We don't have any data on the number of germs that are passed through the handling of credit cards, but there is that possibility, especially if you're dealing with an individual who is contaminated.
-- Llelwyn Grant
6. Wallet up Frequent card users can become pretty cavalier with their credit cards, leaving them handy for convenience on dashboards, restaurant tables, bar counters and even public bathroom vanities. Anytime your card touches a public surface, millions of germs potentially make the leap from that cold, impenetrable plastic to your warm, porous hands and from there to your eyes, nose or mouth. The only time your credit card should be exposed is when you are using it. Otherwise, wallet up, both for security and hygiene.  

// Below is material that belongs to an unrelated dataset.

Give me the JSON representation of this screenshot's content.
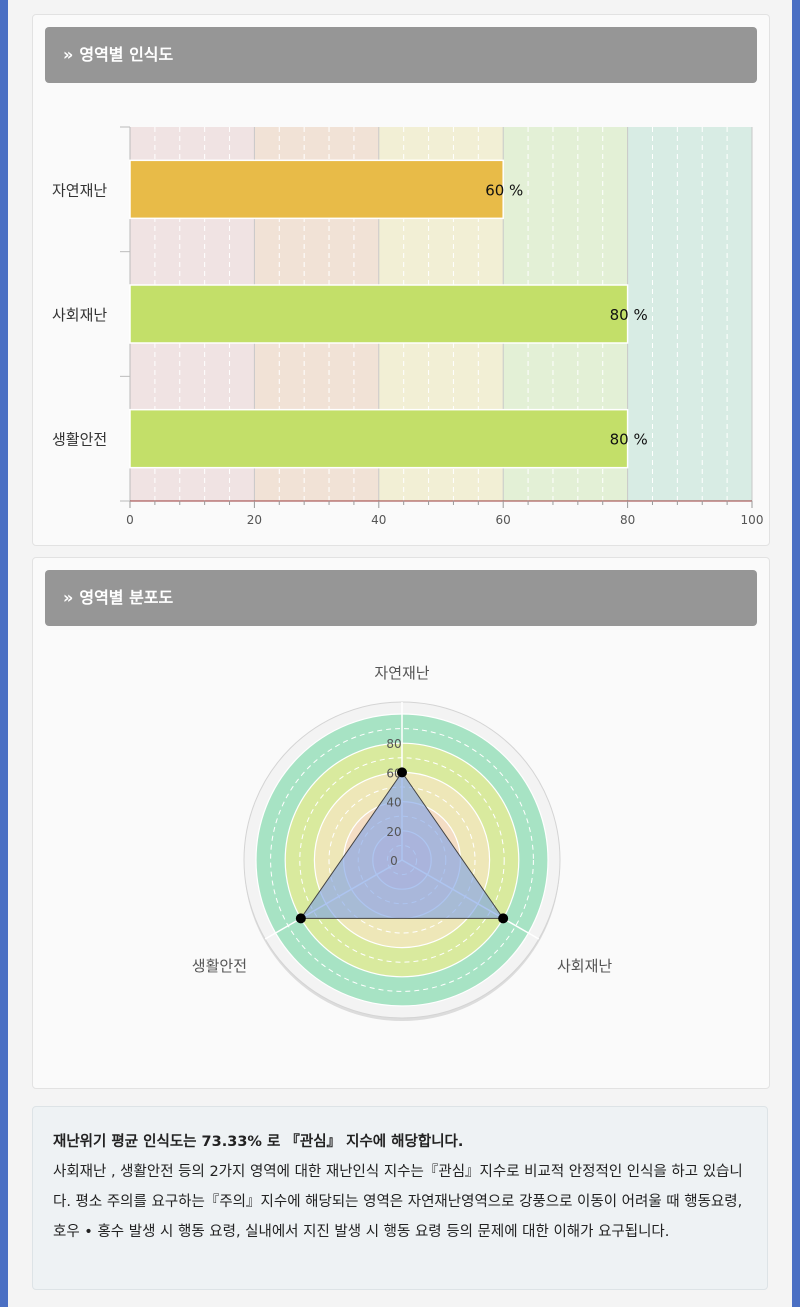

7. Avoid dirty money A credit card has a natural advantage over currency as a germ-fighting form of payment because it can be quickly and easily cleaned and disinfected. But if you stick your freshly cleaned card back into your wallet or pocket next to a fistful of filthy bills, it doesn't take a Louis Pasteur to figure that your clean plastic will be instantly compromised.
"Some people use a wallet that is specifically made for credit cards that separates them from your regular currency," says the CDC's Grant. "If you feel more comfortable, you should by all means do that."
8. Don't lick that card! It sounds bizarre, but some cardholders and more than a few cashiers will occasionally apply a little saliva to the magnetic stripe on a credit card to give it a better chance of being approved when swiped into a balky card reader. Ewww, but true: Licking a credit card can make it work better.  To avoid this unpleasant and potentially infectious exchange of bodily fluids, don't lick credit cards -- yours or anyone else's! Should someone lick yours, wipe it off immediately with a sanitizing product, preferably nonflavored.
9. Wash up at the mall For healthy shopping, don't wait until you return home to wash your hands. By doing so, you risk transferring the germs you acquired during your credit card transaction to things like your steering wheel, child car seats, key chain and upholstery. The CDC recommends washing your hands for 20 seconds with soap under the hottest water you can stand. That's about a long as it takes to sing "Happy Birthday" to yourself twice -- and we can't think of a better gift.
10. Shop online What's an extremely effective way to keep other people's hands off your credit cards while you shop? Duh -- shop online, of course. This flu preventive takes the worry out of being close to folks with runaway bugs -- unless of course, you're using a shared keyboard and you've got a home or office that's overrun with snifflers and sneezers. Then, be sure to keep the antibacterial wipes handy. They'll help with germs and bugs, even if they won't protect you from computer viruses.